En Provence lorsque quelqu’un est lent à se mettre en action et qu’ensuite il s’y livre avec une ardeur qu’on ne peut l’interrompre,

on dit de lui :  

 

 

« c’est un tambour de Cassis qui exige un écu pour commencer et deux écus pour s’arrêter ».

 

 

Le personnage de chez nous qui a donné naissance à cette locution provençale a réellement existé.

Il s’appelait Jacques Vidal. C’était un pêcheur cassidain.

 

 


Il avait fait son service dans la Marine Impériale de Napoléon Ier.

C’est à ce titre qu’il se trouvait avec le grade de quartier-maître à bord

du vaisseau « Le Redoutable », commandé par le capitaine Lucas,

le 21 octobre 1805, au large du cap Trafalgar.

 


On sait par la grande Histoire, comment l’amiral Nelson, tué sur le « Victory » par une balle partie du « Redoutable », amorça là,

la défaite de l’escadre hispano-française de l’amiral Villeneuve.

Capitaine Jean Jacques Etienne LUCAS

La majorité des vaisseaux français – ceux qui n’avaient pas pu fuir avec le contre-amiral Dumanoir Le Pelley – fut capturée par les anglais.

Notre matelot cassidain était donc prisonnier  des « angliches » suivant l’expression provençale de l’époque. Une tempête épouvantable (« Martin bouffe » dit-on à Cassis) secoua tellement tous les vaisseaux, le 6 octobre 1805, que ce fut un sauve-qui-peut général chez les vainqueurs et chez les vaincus. Ces derniers, sauf quatre, purent ainsi s’évader après n'avoir été  captifs que 24 heures. Ils purent, en bravant les flots en furie, après mille péripéties, regagner Cadix, traverser l’Espagne alors alliée et rentrer en France. « Ils étaient partis avec des aigles, ils revenaient avec des perroquets », a dit Victor Hugo après cette débâcle napoléonienne.

Jacques Vidal s’en revint sagement à Cassis manier la rame, le filet, la nasse, manœuvrer la voile, en méditant sur la vanité de la gloire des armes.
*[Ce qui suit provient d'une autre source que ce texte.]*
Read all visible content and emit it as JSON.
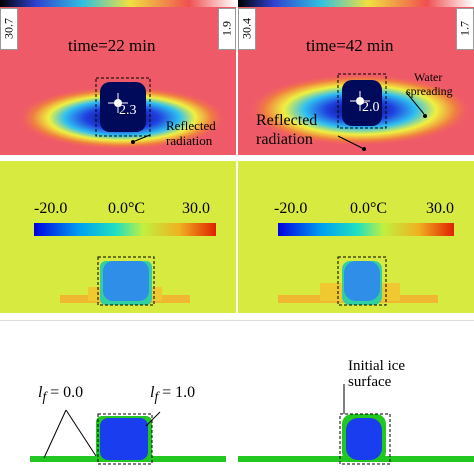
{
  "thermal_left": {
    "scale_max": "30.7",
    "scale_min": "1.9",
    "time_label": "time=22 min",
    "spot_value": "2.3",
    "annotation_reflected_line1": "Reflected",
    "annotation_reflected_line2": "radiation"
  },
  "thermal_right": {
    "scale_max": "30.4",
    "scale_min": "1.7",
    "time_label": "time=42 min",
    "spot_value": "2.0",
    "annotation_water_line1": "Water",
    "annotation_water_line2": "spreading",
    "annotation_reflected_line1": "Reflected",
    "annotation_reflected_line2": "radiation"
  },
  "sim_left": {
    "cb_min": "-20.0",
    "cb_mid": "0.0°C",
    "cb_max": "30.0"
  },
  "sim_right": {
    "cb_min": "-20.0",
    "cb_mid": "0.0°C",
    "cb_max": "30.0"
  },
  "phase_left": {
    "lf_symbol": "l",
    "lf_sub": "f",
    "lf_zero": " = 0.0",
    "lf_one": " = 1.0"
  },
  "phase_right": {
    "initial_line1": "Initial ice",
    "initial_line2": "surface"
  },
  "colors": {
    "thermal_bg": "#ef5a68",
    "sim_bg": "#d6ea3f",
    "ice_blue": "#1a3df0",
    "water_green": "#22c722"
  }
}
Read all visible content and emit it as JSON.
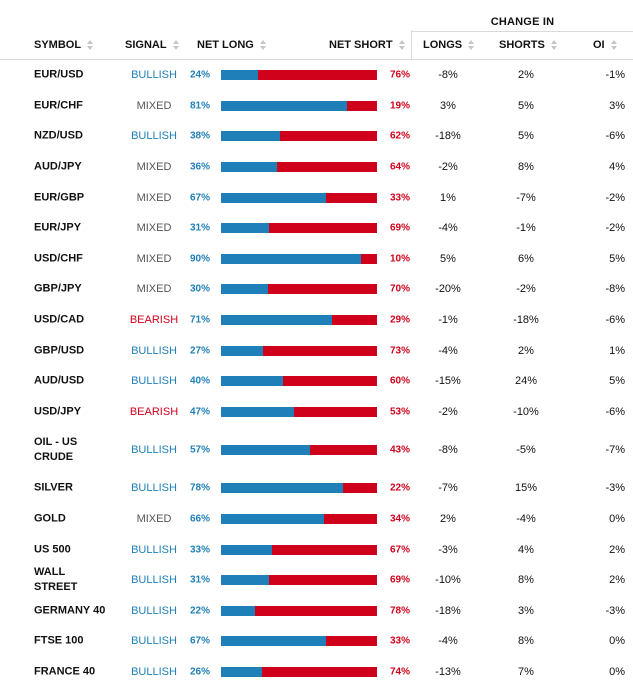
{
  "header": {
    "group_label": "CHANGE IN",
    "columns": {
      "symbol": "SYMBOL",
      "signal": "SIGNAL",
      "net_long": "NET LONG",
      "net_short": "NET SHORT",
      "longs": "LONGS",
      "shorts": "SHORTS",
      "oi": "OI"
    }
  },
  "colors": {
    "bullish": "#1f7fb8",
    "bearish": "#d0021b",
    "mixed": "#555555"
  },
  "rows": [
    {
      "symbol": "EUR/USD",
      "signal": "BULLISH",
      "net_long": "24%",
      "net_short": "76%",
      "long_fraction": 24,
      "longs": "-8%",
      "shorts": "2%",
      "oi": "-1%"
    },
    {
      "symbol": "EUR/CHF",
      "signal": "MIXED",
      "net_long": "81%",
      "net_short": "19%",
      "long_fraction": 81,
      "longs": "3%",
      "shorts": "5%",
      "oi": "3%"
    },
    {
      "symbol": "NZD/USD",
      "signal": "BULLISH",
      "net_long": "38%",
      "net_short": "62%",
      "long_fraction": 38,
      "longs": "-18%",
      "shorts": "5%",
      "oi": "-6%"
    },
    {
      "symbol": "AUD/JPY",
      "signal": "MIXED",
      "net_long": "36%",
      "net_short": "64%",
      "long_fraction": 36,
      "longs": "-2%",
      "shorts": "8%",
      "oi": "4%"
    },
    {
      "symbol": "EUR/GBP",
      "signal": "MIXED",
      "net_long": "67%",
      "net_short": "33%",
      "long_fraction": 67,
      "longs": "1%",
      "shorts": "-7%",
      "oi": "-2%"
    },
    {
      "symbol": "EUR/JPY",
      "signal": "MIXED",
      "net_long": "31%",
      "net_short": "69%",
      "long_fraction": 31,
      "longs": "-4%",
      "shorts": "-1%",
      "oi": "-2%"
    },
    {
      "symbol": "USD/CHF",
      "signal": "MIXED",
      "net_long": "90%",
      "net_short": "10%",
      "long_fraction": 90,
      "longs": "5%",
      "shorts": "6%",
      "oi": "5%"
    },
    {
      "symbol": "GBP/JPY",
      "signal": "MIXED",
      "net_long": "30%",
      "net_short": "70%",
      "long_fraction": 30,
      "longs": "-20%",
      "shorts": "-2%",
      "oi": "-8%"
    },
    {
      "symbol": "USD/CAD",
      "signal": "BEARISH",
      "net_long": "71%",
      "net_short": "29%",
      "long_fraction": 71,
      "longs": "-1%",
      "shorts": "-18%",
      "oi": "-6%"
    },
    {
      "symbol": "GBP/USD",
      "signal": "BULLISH",
      "net_long": "27%",
      "net_short": "73%",
      "long_fraction": 27,
      "longs": "-4%",
      "shorts": "2%",
      "oi": "1%"
    },
    {
      "symbol": "AUD/USD",
      "signal": "BULLISH",
      "net_long": "40%",
      "net_short": "60%",
      "long_fraction": 40,
      "longs": "-15%",
      "shorts": "24%",
      "oi": "5%"
    },
    {
      "symbol": "USD/JPY",
      "signal": "BEARISH",
      "net_long": "47%",
      "net_short": "53%",
      "long_fraction": 47,
      "longs": "-2%",
      "shorts": "-10%",
      "oi": "-6%"
    },
    {
      "symbol": "OIL - US CRUDE",
      "signal": "BULLISH",
      "net_long": "57%",
      "net_short": "43%",
      "long_fraction": 57,
      "longs": "-8%",
      "shorts": "-5%",
      "oi": "-7%"
    },
    {
      "symbol": "SILVER",
      "signal": "BULLISH",
      "net_long": "78%",
      "net_short": "22%",
      "long_fraction": 78,
      "longs": "-7%",
      "shorts": "15%",
      "oi": "-3%"
    },
    {
      "symbol": "GOLD",
      "signal": "MIXED",
      "net_long": "66%",
      "net_short": "34%",
      "long_fraction": 66,
      "longs": "2%",
      "shorts": "-4%",
      "oi": "0%"
    },
    {
      "symbol": "US 500",
      "signal": "BULLISH",
      "net_long": "33%",
      "net_short": "67%",
      "long_fraction": 33,
      "longs": "-3%",
      "shorts": "4%",
      "oi": "2%"
    },
    {
      "symbol": "WALL STREET",
      "signal": "BULLISH",
      "net_long": "31%",
      "net_short": "69%",
      "long_fraction": 31,
      "longs": "-10%",
      "shorts": "8%",
      "oi": "2%"
    },
    {
      "symbol": "GERMANY 40",
      "signal": "BULLISH",
      "net_long": "22%",
      "net_short": "78%",
      "long_fraction": 22,
      "longs": "-18%",
      "shorts": "3%",
      "oi": "-3%"
    },
    {
      "symbol": "FTSE 100",
      "signal": "BULLISH",
      "net_long": "67%",
      "net_short": "33%",
      "long_fraction": 67,
      "longs": "-4%",
      "shorts": "8%",
      "oi": "0%"
    },
    {
      "symbol": "FRANCE 40",
      "signal": "BULLISH",
      "net_long": "26%",
      "net_short": "74%",
      "long_fraction": 26,
      "longs": "-13%",
      "shorts": "7%",
      "oi": "0%"
    }
  ]
}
On lui faisait raconter, sur le quai, en réparant les filets ou en démaillant les sardines, sa jeunesse aventureuse. Elle était d’ailleurs sur le parchemin de sa peau halée, écrite par les cicatrices des blessures et les tatouages complaisamment subis dans l’euphorie des escales.
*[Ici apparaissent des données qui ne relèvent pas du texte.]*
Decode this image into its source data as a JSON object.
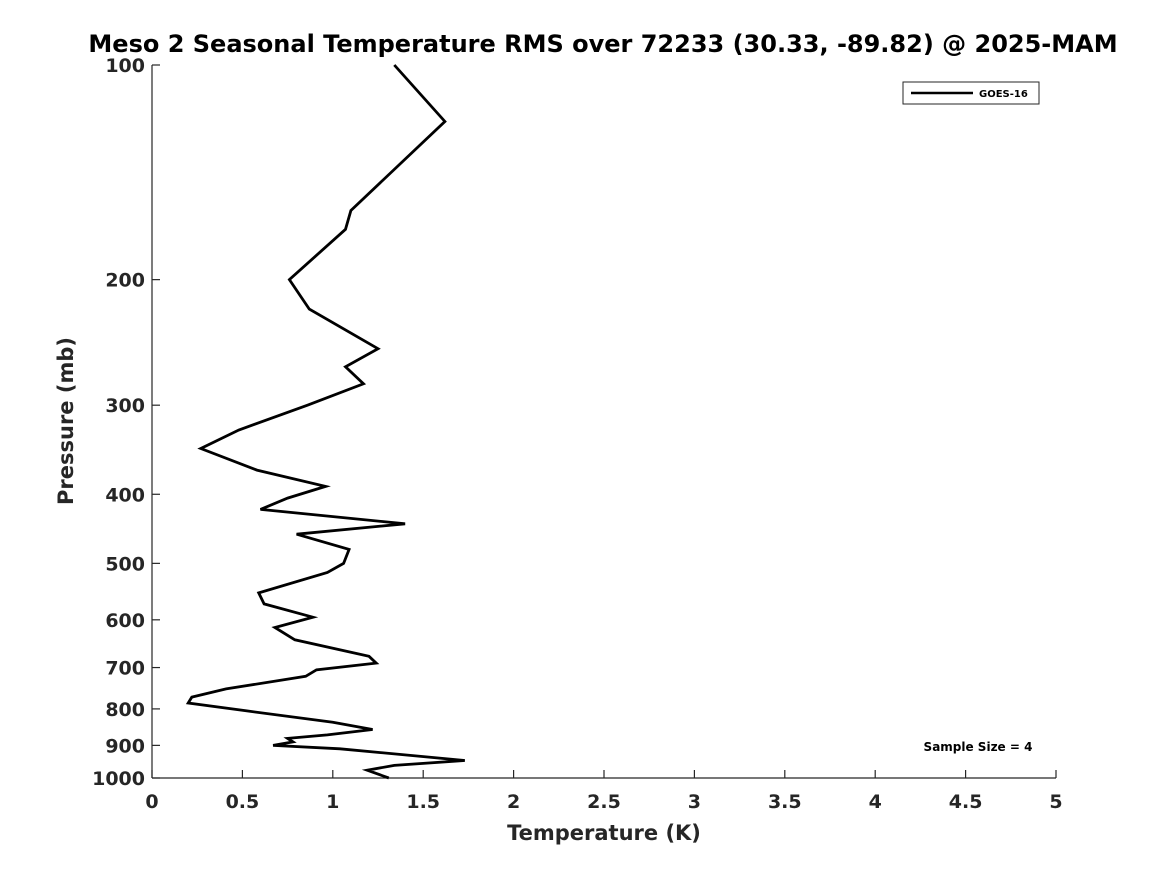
{
  "chart_data": {
    "type": "line",
    "title": "Meso 2 Seasonal Temperature RMS over 72233 (30.33, -89.82) @ 2025-MAM",
    "xlabel": "Temperature (K)",
    "ylabel": "Pressure (mb)",
    "xlim": [
      0,
      5
    ],
    "ylim": [
      100,
      1000
    ],
    "y_scale": "log",
    "y_reversed": true,
    "grid": false,
    "x_ticks": [
      0,
      0.5,
      1,
      1.5,
      2,
      2.5,
      3,
      3.5,
      4,
      4.5,
      5
    ],
    "x_tick_labels": [
      "0",
      "0.5",
      "1",
      "1.5",
      "2",
      "2.5",
      "3",
      "3.5",
      "4",
      "4.5",
      "5"
    ],
    "y_ticks": [
      100,
      200,
      300,
      400,
      500,
      600,
      700,
      800,
      900,
      1000
    ],
    "y_tick_labels": [
      "100",
      "200",
      "300",
      "400",
      "500",
      "600",
      "700",
      "800",
      "900",
      "1000"
    ],
    "legend": {
      "placement": "top-right",
      "entries": [
        "GOES-16"
      ]
    },
    "annotation": "Sample Size = 4",
    "series": [
      {
        "name": "GOES-16",
        "color": "#000000",
        "x": [
          1.34,
          1.62,
          1.1,
          1.07,
          0.76,
          0.87,
          1.25,
          1.07,
          1.17,
          0.86,
          0.48,
          0.27,
          0.58,
          0.96,
          0.75,
          0.6,
          1.4,
          0.8,
          1.09,
          1.06,
          0.97,
          0.59,
          0.62,
          0.89,
          0.68,
          0.79,
          1.2,
          1.24,
          0.91,
          0.85,
          0.41,
          0.22,
          0.2,
          0.52,
          1.0,
          1.22,
          0.97,
          0.75,
          0.78,
          0.67,
          1.04,
          1.73,
          1.34,
          1.19,
          1.31
        ],
        "y": [
          100,
          120,
          160,
          170,
          200,
          220,
          250,
          265,
          280,
          300,
          325,
          345,
          370,
          390,
          405,
          420,
          440,
          455,
          478,
          500,
          515,
          550,
          570,
          595,
          615,
          640,
          675,
          690,
          705,
          720,
          750,
          770,
          785,
          805,
          835,
          855,
          870,
          880,
          890,
          900,
          910,
          945,
          960,
          975,
          1000
        ]
      }
    ]
  }
}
Mais Vidal avait l’âme d’artiste et il maniait encore mieux la massetodu tambourinaire que les baguettes du tambour martial. Il rythmait plus volontiers voltes, gavottes, rondeaux, rigaudons, farandoles que marches militaires et les sonneries qui maquaient le cérémonial à bord de la marine de guerre.

Pour les cassidains, Jacques Vidal était un héros, une page de l’Histoire de France. Comme il avait battu le tambour sur le vaisseau amiral, on lui donna un emploi public : celui de crieur public puisqu’il fallait battre tambour avant de crier les annonces aux carrefours du village

Certes son adresse au galoubet à trois trous n’était pas à dédaigner, mais l’humble descendant de la flûte de Pan n’était rien à côté de la mesure impeccable, du tempo imperturbable de son piquement sur la peau du tambourin.

De nos jours, on dirait que c’était un batteur du tonnerre ! Les pieds les plus engourdis ne résistaient pas à l’appel de son rythme et Jacques Vidal, le tambour de Cassis, était devenu l’âme sonore de toutes les fêtes qui éclairaient alors la vie bien humble, à cette époque, des petites gens qui vivaient de la mer.

Ces fêtes charmantes qui portaient les noms fleurant bon la Provence d’autrefois : « Lou Camin d’Amour, La Paillodo, Lei Joio, la Fête des Vertus, la Chandeleur, la Saint-Jean ». La plus grande, celle où les jeunes se déchaînaient, c’était le trin** de Saint-Pierre car c’était la fête du patron des pêcheurs, celle du saint le plus vénéré des pêcheurs.

Donc un certain beau jour de Saint-Pierre vers l’an de grâce 1830, tout était prêt pour que le trin  soit inoubliable. M. le curé avait béni les ânes et les chevaux caparaçonnés de couvertures piquées et fleuris, les choristes avaient chanté :

 

« Nosto Damo de la Ma

« Que fa flouri que fa grena

« Uno bouano pesco per lei pescadou

“Dou, doo … » ***

Les marchands d’oublies faisaient gagner leurs gaufres au tourniquet sur la place Cendrillon, les cabaretiers montaient de la cave leur vin rosé, les diseuses de bonne aventure, les danseurs de cordes, le théâtre Chichois vendaient du rêve aux badauds …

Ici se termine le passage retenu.